ヨシュアと再会し、バルバという男の「消失」という、不可能に思える謎の鑑定を依頼された。その足跡を追い、ロシュの証言から「偽金」という重罪の影を知り、人々の沈黙という「仕組み」に辿り着いた。そしてヨシュアの前で、それを「奇跡」だと鑑定した。
(……待って。私は今、何と言ったかしら)
ふと、心臓の鼓動が早まるのをミリアムは感じた。
奇跡。
私は今日、この事象を「奇跡」だと鑑定したのだ。
思えば、今までヨシュアが持ち込んできた不可解な依頼に対し、私は常にその裏にある泥臭い仕組みを暴き、冷たくトリックだと断定するばかりだった。光の屈折、毒草の幻覚、民衆の勘違い――。「それらは皆、奇跡ではない」と、鑑定士のプライドにかけて言い切ってきたはずだった。

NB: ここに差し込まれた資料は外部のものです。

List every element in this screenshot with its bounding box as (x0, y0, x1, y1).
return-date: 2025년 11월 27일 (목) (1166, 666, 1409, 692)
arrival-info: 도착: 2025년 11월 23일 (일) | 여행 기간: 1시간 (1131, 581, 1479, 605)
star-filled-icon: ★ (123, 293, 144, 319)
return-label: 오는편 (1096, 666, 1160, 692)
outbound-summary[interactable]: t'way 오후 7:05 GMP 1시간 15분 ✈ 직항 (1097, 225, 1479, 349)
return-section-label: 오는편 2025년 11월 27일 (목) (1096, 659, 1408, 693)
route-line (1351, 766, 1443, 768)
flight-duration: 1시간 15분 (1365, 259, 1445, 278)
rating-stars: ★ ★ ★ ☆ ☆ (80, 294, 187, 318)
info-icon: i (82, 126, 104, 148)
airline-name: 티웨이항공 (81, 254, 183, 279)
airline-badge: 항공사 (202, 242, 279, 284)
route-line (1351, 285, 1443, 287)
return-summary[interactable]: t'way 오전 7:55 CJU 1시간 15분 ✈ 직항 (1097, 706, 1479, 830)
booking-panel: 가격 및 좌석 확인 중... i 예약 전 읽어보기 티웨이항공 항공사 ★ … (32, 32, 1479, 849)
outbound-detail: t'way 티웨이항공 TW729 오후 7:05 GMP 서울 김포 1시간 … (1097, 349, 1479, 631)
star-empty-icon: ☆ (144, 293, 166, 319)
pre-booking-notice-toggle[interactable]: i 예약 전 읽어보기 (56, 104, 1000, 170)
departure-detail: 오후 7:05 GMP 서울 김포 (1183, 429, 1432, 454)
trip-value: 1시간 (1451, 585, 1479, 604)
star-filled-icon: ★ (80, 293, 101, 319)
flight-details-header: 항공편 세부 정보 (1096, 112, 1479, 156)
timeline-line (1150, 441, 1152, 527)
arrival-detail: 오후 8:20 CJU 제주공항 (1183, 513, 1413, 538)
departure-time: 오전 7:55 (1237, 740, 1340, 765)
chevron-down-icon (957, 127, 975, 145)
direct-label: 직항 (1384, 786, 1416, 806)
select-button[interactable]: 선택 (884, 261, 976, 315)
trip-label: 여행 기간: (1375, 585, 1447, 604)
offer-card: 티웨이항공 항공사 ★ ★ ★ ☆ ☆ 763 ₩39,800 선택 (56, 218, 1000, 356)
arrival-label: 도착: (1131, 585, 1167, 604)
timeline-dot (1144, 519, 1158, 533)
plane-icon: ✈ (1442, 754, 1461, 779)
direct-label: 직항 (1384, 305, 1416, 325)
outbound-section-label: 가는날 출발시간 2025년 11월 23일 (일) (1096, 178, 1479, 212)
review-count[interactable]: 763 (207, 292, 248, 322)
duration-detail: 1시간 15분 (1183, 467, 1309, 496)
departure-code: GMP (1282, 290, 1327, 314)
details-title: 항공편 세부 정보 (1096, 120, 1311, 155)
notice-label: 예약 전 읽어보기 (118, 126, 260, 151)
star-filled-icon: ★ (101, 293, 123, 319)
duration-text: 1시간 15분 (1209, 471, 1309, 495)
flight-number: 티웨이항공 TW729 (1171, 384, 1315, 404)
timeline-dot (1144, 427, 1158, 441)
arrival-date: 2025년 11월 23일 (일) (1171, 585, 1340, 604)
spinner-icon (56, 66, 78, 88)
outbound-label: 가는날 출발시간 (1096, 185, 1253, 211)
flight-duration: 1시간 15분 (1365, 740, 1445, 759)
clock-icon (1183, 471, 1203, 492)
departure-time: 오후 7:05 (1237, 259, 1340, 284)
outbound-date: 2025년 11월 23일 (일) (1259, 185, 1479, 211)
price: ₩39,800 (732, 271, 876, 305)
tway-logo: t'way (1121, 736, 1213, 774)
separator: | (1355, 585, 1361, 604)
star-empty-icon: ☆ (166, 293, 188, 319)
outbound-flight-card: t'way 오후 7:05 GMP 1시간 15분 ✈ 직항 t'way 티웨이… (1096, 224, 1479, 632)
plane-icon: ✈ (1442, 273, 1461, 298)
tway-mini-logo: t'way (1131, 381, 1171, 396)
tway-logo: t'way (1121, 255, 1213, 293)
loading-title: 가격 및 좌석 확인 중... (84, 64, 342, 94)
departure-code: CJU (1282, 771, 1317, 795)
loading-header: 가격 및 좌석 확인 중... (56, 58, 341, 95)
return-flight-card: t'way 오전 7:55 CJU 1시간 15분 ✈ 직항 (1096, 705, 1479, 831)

それなのに、今日、私は初めて自らの意志でそれを「奇跡」だと認めた。
(……それは、なぜ?)
その問いが脳裏に閃いた瞬間、視界がパッと開けるような感覚に襲われた。
思考の霧が晴れ、これまでバラバラだった記憶の欠片が、猛烈な勢いで一つに収束していく。
(……そうだ。「心」だわ)
かつて、「忘却の丘」で感じたあの微かな震え。あの時、丘の上で何と言ったか。
『起こる事象そのものが奇跡なのではない。それによって救われる心があること、それこそが奇跡なのだ』
あの時の言葉が、今、確信という名の巨大な奔流となって彼女を貫いた。
物理的な消失など起きていない。事実は、人々が示し合わせて「嘘」をついただけだ。けれど、その嘘によって一人の男が火刑から救われ、絶望した魂が再び呼吸を始めた。
物質の重さを測るだけの天秤は、いつの間にか、目に見えない「祈り」の重さを量るための天秤へと進化していたのだ。
(ああ、そうか……答えは、最初から私の中にあったのね)
それに思い至った瞬間、ミリアムの目の前を覆っていた重い霧が、朝日を浴びたようにスッと晴れていくのを感じた。
(そうか……そうなのだわ。奇跡とは、物理的な事象の中にあるのではなく、人の心がどう捉えるかという事にある)
視界が劇的に開けていく。
鑑定士としての自分の目は、これまで自分とナタンの関係を「共依存による癒着」だと冷酷に切り捨てた。だが、それすらもまだ、表面をなぞっただけの浅い見方でしかなかったのだ。
(癒着という言葉で片付けるのではなく、その根底に流れる真実を……互いを欠けがえのないものとして求めるその純粋な渇望を突き詰めていけば、いつかその先に、本物の『愛』の正体を見極めることができるのかもしれない。私たちの間に流れるものが、決して偽りではないことを証明できるかもしれない)
今日、バルバの謎を追い、真実へと近づくたびに全身を駆け巡ったあの高揚感。指先が震えるほどの幸福感。それらを「業の深さ」として否定する必要などなかったのだ。
これを、進むべき道を照らす「光」にするのか、すべてを飲み込む「闇」にするのか。その秤を操作し、価値を決定するのは、他の誰でもない、ミリアム自身なのだから。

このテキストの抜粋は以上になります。